3月8日 いいね!
世の中は「いいね!」であふれている。SNSでコメントを投稿する時はもちろん、街を歩く時も、学校に行くときも、休日遊びに行くときも、常に人々は「いいね!」を気にかける世界へと様変わりしていた。こんなふうになったのは、ある一つの企業が自由に「いいね!」をつけあえるアプリケーションを開発し、それが瞬く間に普及したからだ。このアプリの特徴としては気軽に「いいね!」をつけることができる点だ。
例えばお年寄りに席を譲っていた人に「いいね!」をする場合、腕に着用しているスマートウォッチの該当箇所を一回タップするだけで譲った人に「いいね!」を送ることができる。このようにして日々の生活で「いいね!」を互いにつけあえるシステムを構築したのが始まりだった。

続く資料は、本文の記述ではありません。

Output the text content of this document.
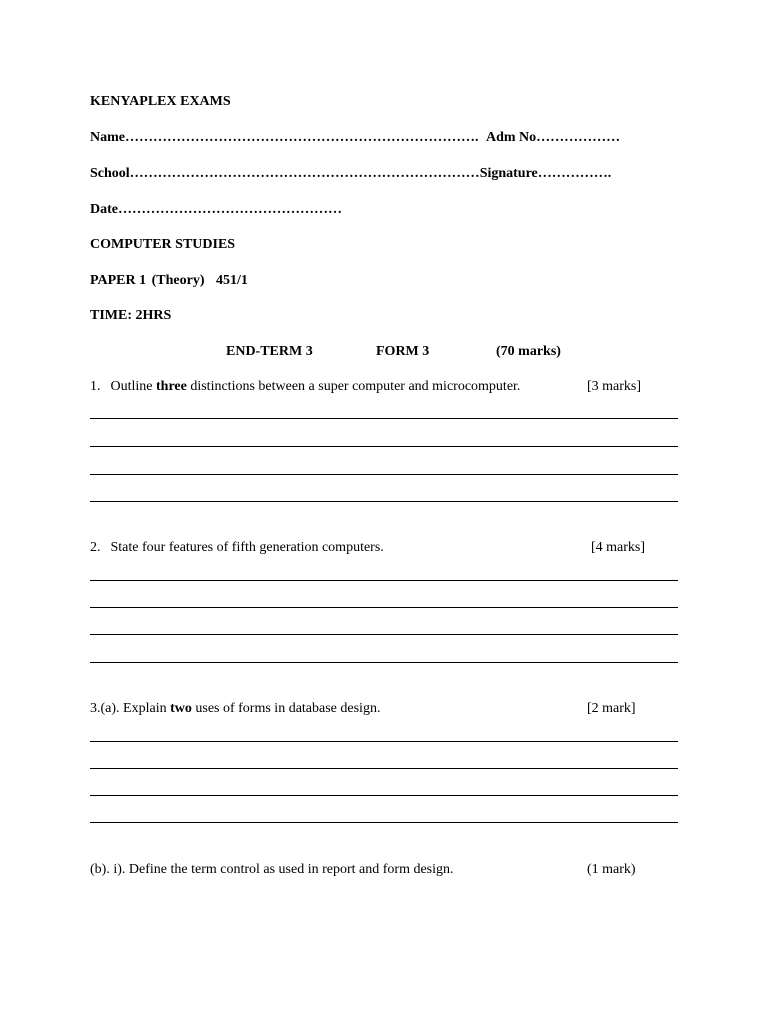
KENYAPLEX EXAMS
Name…………………………………………………………………. Adm No………………
School…………………………………………………………………Signature…………….
Date…………………………………………
COMPUTER STUDIES
PAPER 1 (Theory) 451/1
TIME: 2HRS
END-TERM 3	FORM 3	(70 marks)
1. Outline three distinctions between a super computer and microcomputer.	[3 marks]
2. State four features of fifth generation computers.	[4 marks]
3.(a). Explain two uses of forms in database design.	[2 mark]
(b). i). Define the term control as used in report and form design.	(1 mark)
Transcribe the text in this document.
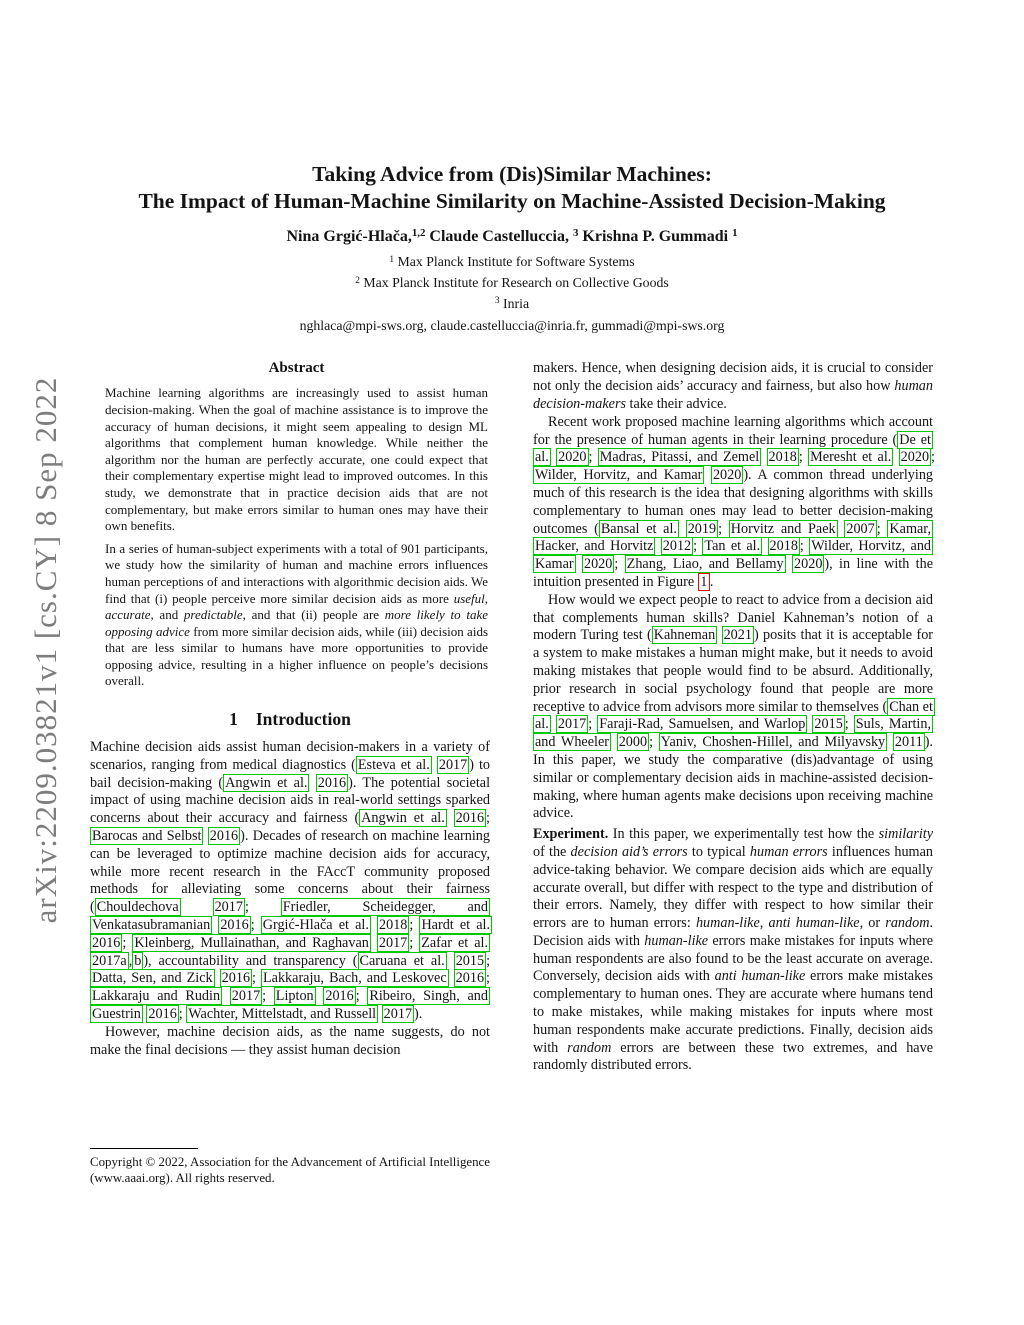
arXiv:2209.03821v1 [cs.CY] 8 Sep 2022
Taking Advice from (Dis)Similar Machines:
The Impact of Human-Machine Similarity on Machine-Assisted Decision-Making
Nina Grgić-Hlača,$^{1,2}$ Claude Castelluccia, $^3$ Krishna P. Gummadi $^1$
$^1$ Max Planck Institute for Software Systems
$^2$ Max Planck Institute for Research on Collective Goods
$^3$ Inria
nghlaca@mpi-sws.org, claude.castelluccia@inria.fr, gummadi@mpi-sws.org
Abstract

Machine learning algorithms are increasingly used to assist human decision-making. When the goal of machine assistance is to improve the accuracy of human decisions, it might seem appealing to design ML algorithms that complement human knowledge. While neither the algorithm nor the human are perfectly accurate, one could expect that their complementary expertise might lead to improved outcomes. In this study, we demonstrate that in practice decision aids that are not complementary, but make errors similar to human ones may have their own benefits.

In a series of human-subject experiments with a total of 901 participants, we study how the similarity of human and machine errors influences human perceptions of and interactions with algorithmic decision aids. We find that (i) people perceive more similar decision aids as more useful, accurate, and predictable, and that (ii) people are more likely to take opposing advice from more similar decision aids, while (iii) decision aids that are less similar to humans have more opportunities to provide opposing advice, resulting in a higher influence on people’s decisions overall.

1 Introduction

Machine decision aids assist human decision-makers in a variety of scenarios, ranging from medical diagnostics ( Esteva et al. 2017 ) to bail decision-making ( Angwin et al. 2016 ). The potential societal impact of using machine decision aids in real-world settings sparked concerns about their accuracy and fairness ( Angwin et al. 2016 ; Barocas and Selbst 2016 ). Decades of research on machine learning can be leveraged to optimize machine decision aids for accuracy, while more recent research in the FAccT community proposed methods for alleviating some concerns about their fairness ( Chouldechova	2017 ; Friedler, Scheidegger, and Venkatasubramanian 2016 ; Grgić-Hlača et al. 2018 ; Hardt et al. 2016 ; Kleinberg, Mullainathan, and Raghavan 2017 ; Zafar et al. 2017a , b ), accountability and transparency ( Caruana et al. 2015 ; Datta, Sen, and Zick 2016 ; Lakkaraju, Bach, and Leskovec 2016 ; Lakkaraju and Rudin 2017 ; Lipton 2016 ; Ribeiro, Singh, and Guestrin 2016 ; Wachter, Mittelstadt, and Russell 2017 ).

However, machine decision aids, as the name suggests, do not make the final decisions — they assist human decision

Copyright © 2022, Association for the Advancement of Artificial Intelligence (www.aaai.org). All rights reserved.

makers. Hence, when designing decision aids, it is crucial to consider not only the decision aids’ accuracy and fairness, but also how human decision-makers take their advice.

Recent work proposed machine learning algorithms which account for the presence of human agents in their learning procedure ( De et al. 2020 ; Madras, Pitassi, and Zemel 2018 ; Meresht et al. 2020 ; Wilder, Horvitz, and Kamar 2020 ). A common thread underlying much of this research is the idea that designing algorithms with skills complementary to human ones may lead to better decision-making outcomes ( Bansal et al. 2019 ; Horvitz and Paek 2007 ; Kamar, Hacker, and Horvitz 2012 ; Tan et al. 2018 ; Wilder, Horvitz, and Kamar 2020 ; Zhang, Liao, and Bellamy 2020 ), in line with the intuition presented in Figure 1 .

How would we expect people to react to advice from a decision aid that complements human skills? Daniel Kahneman’s notion of a modern Turing test ( Kahneman 2021 ) posits that it is acceptable for a system to make mistakes a human might make, but it needs to avoid making mistakes that people would find to be absurd. Additionally, prior research in social psychology found that people are more receptive to advice from advisors more similar to themselves ( Chan et al. 2017 ; Faraji-Rad, Samuelsen, and Warlop 2015 ; Suls, Martin, and Wheeler 2000 ; Yaniv, Choshen-Hillel, and Milyavsky 2011 ). In this paper, we study the comparative (dis)advantage of using similar or complementary decision aids in machine-assisted decision-making, where human agents make decisions upon receiving machine advice.

Experiment. In this paper, we experimentally test how the similarity of the decision aid’s errors to typical human errors influences human advice-taking behavior. We compare decision aids which are equally accurate overall, but differ with respect to the type and distribution of their errors. Namely, they differ with respect to how similar their errors are to human errors: human-like, anti human-like, or random. Decision aids with human-like errors make mistakes for inputs where human respondents are also found to be the least accurate on average. Conversely, decision aids with anti human-like errors make mistakes complementary to human ones. They are accurate where humans tend to make mistakes, while making mistakes for inputs where most human respondents make accurate predictions. Finally, decision aids with random errors are between these two extremes, and have randomly distributed errors.
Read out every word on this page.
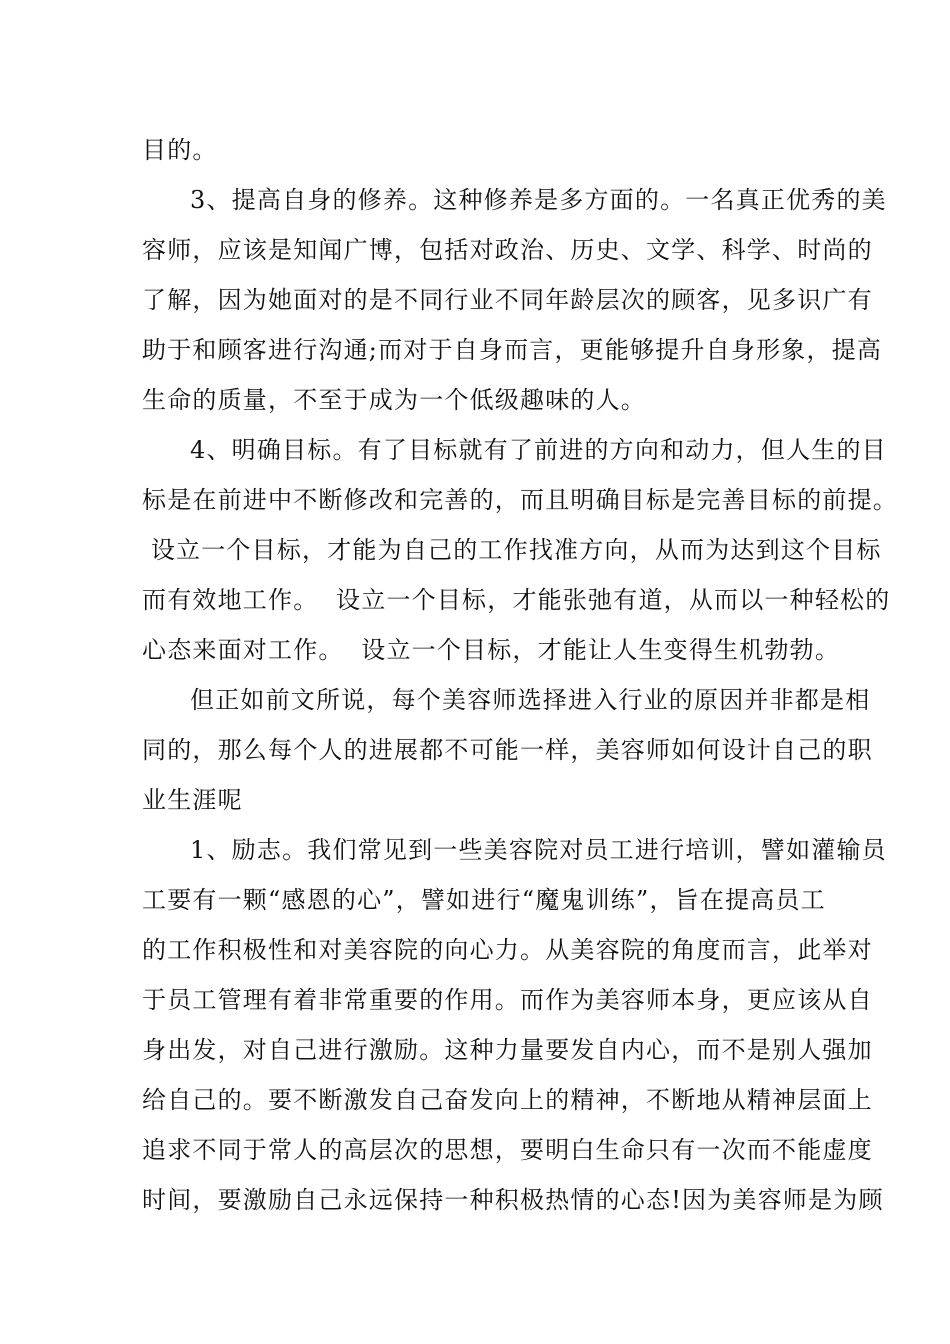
目的。
3、提高自身的修养。这种修养是多方面的。一名真正优秀的美
容师，应该是知闻广博，包括对政治、历史、文学、科学、时尚的
了解，因为她面对的是不同行业不同年龄层次的顾客，见多识广有
助于和顾客进行沟通;而对于自身而言，更能够提升自身形象，提高
生命的质量，不至于成为一个低级趣味的人。
4、明确目标。有了目标就有了前进的方向和动力，但人生的目
标是在前进中不断修改和完善的，而且明确目标是完善目标的前提。
设立一个目标，才能为自己的工作找准方向，从而为达到这个目标
而有效地工作。  设立一个目标，才能张弛有道，从而以一种轻松的
心态来面对工作。  设立一个目标，才能让人生变得生机勃勃。
但正如前文所说，每个美容师选择进入行业的原因并非都是相
同的，那么每个人的进展都不可能一样，美容师如何设计自己的职
业生涯呢
1、励志。我们常见到一些美容院对员工进行培训，譬如灌输员
工要有一颗“感恩的心”，譬如进行“魔鬼训练”，旨在提高员工
的工作积极性和对美容院的向心力。从美容院的角度而言，此举对
于员工管理有着非常重要的作用。而作为美容师本身，更应该从自
身出发，对自己进行激励。这种力量要发自内心，而不是别人强加
给自己的。要不断激发自己奋发向上的精神，不断地从精神层面上
追求不同于常人的高层次的思想，要明白生命只有一次而不能虚度
时间，要激励自己永远保持一种积极热情的心态!因为美容师是为顾
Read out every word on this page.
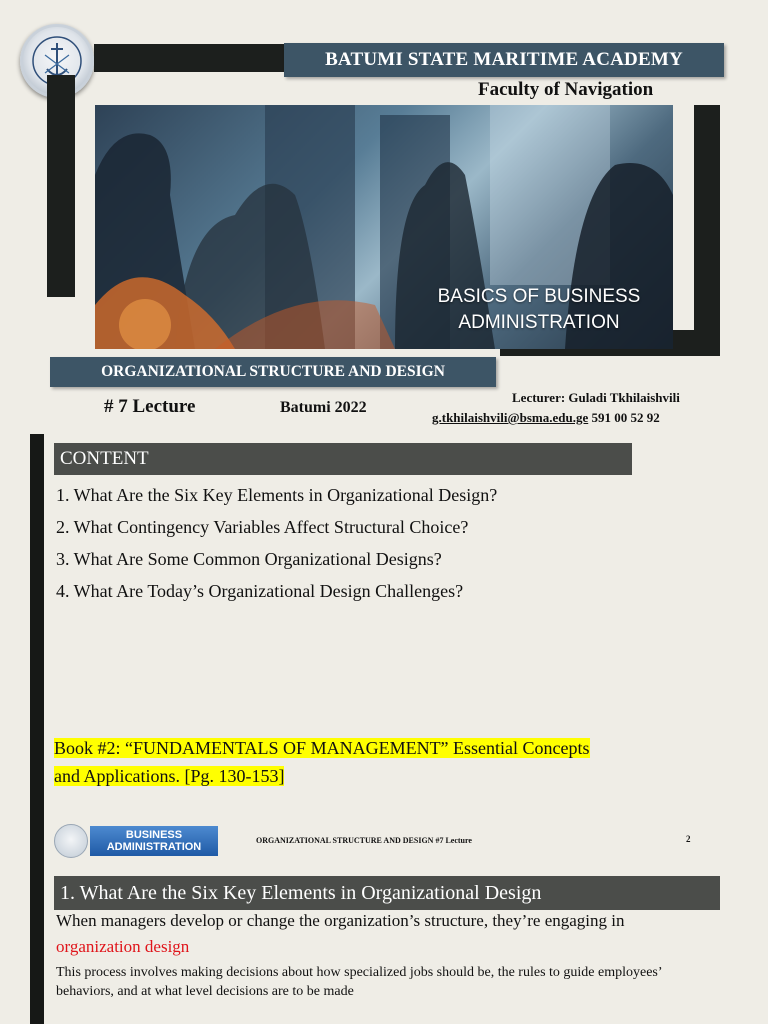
BATUMI STATE MARITIME ACADEMY
Faculty of Navigation
BASICS OF BUSINESS ADMINISTRATION
ORGANIZATIONAL STRUCTURE AND DESIGN
# 7 Lecture	Batumi 2022
Lecturer: Guladi Tkhilaishvili
g.tkhilaishvili@bsma.edu.ge 591 00 52 92
CONTENT
1. What Are the Six Key Elements in Organizational Design?
2. What Contingency Variables Affect Structural Choice?
3. What Are Some Common Organizational Designs?
4. What Are Today’s Organizational Design Challenges?
Book #2: “FUNDAMENTALS OF MANAGEMENT” Essential Concepts
and Applications. [Pg. 130-153]
BUSINESS
ADMINISTRATION
ORGANIZATIONAL STRUCTURE AND DESIGN #7 Lecture	2
1. What Are the Six Key Elements in Organizational Design
When managers develop or change the organization’s structure, they’re engaging in
organization design
This process involves making decisions about how specialized jobs should be, the rules to guide employees’ behaviors, and at what level decisions are to be made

当初はただ「いいね!」をつけあって終わりだったが、日ごろ貯めた「いいね!」を消費できるよう、アプリのアップデートが行われた。例えば喫茶店に対して「いいね!」をすると、自動的にこれまで貯めた「いいね!」が消費される。そして喫茶店からホットコーヒーを無料でサービスしてくれるという仕組みだ。結果として「いいね!」を使って様々なものが実質的に購入可能となったのだった。
人々は毎日、自分の「いいね!」数を気にしていた。かつて投資家が株価を気にしていたように、自分の「いいね!」数の推移を人々は気にかけないではいられずにいた。
政治家は「いいね!」がつかなくなることを恐れ、景気のいいことや無難なことしかやらなくなった。
お年寄りが電車に乗ってくると、こぞって席を譲りたがるようになった。
趣味がボランティア活動だと言い始める人々が急激に増えた。
なぜかゴミがいつもわき続ける奇妙な公園で、そのありかを全て把握しているかのようにてきぱきと毎日清掃活動をする不思議な人も発生した。
芸術家ですら「いいね!」を気にして万人受けする作品しかつくらなくなった。
世の中は「いいね!」であふれている。これが本当に「いいこと」なのか、人々にはわからない。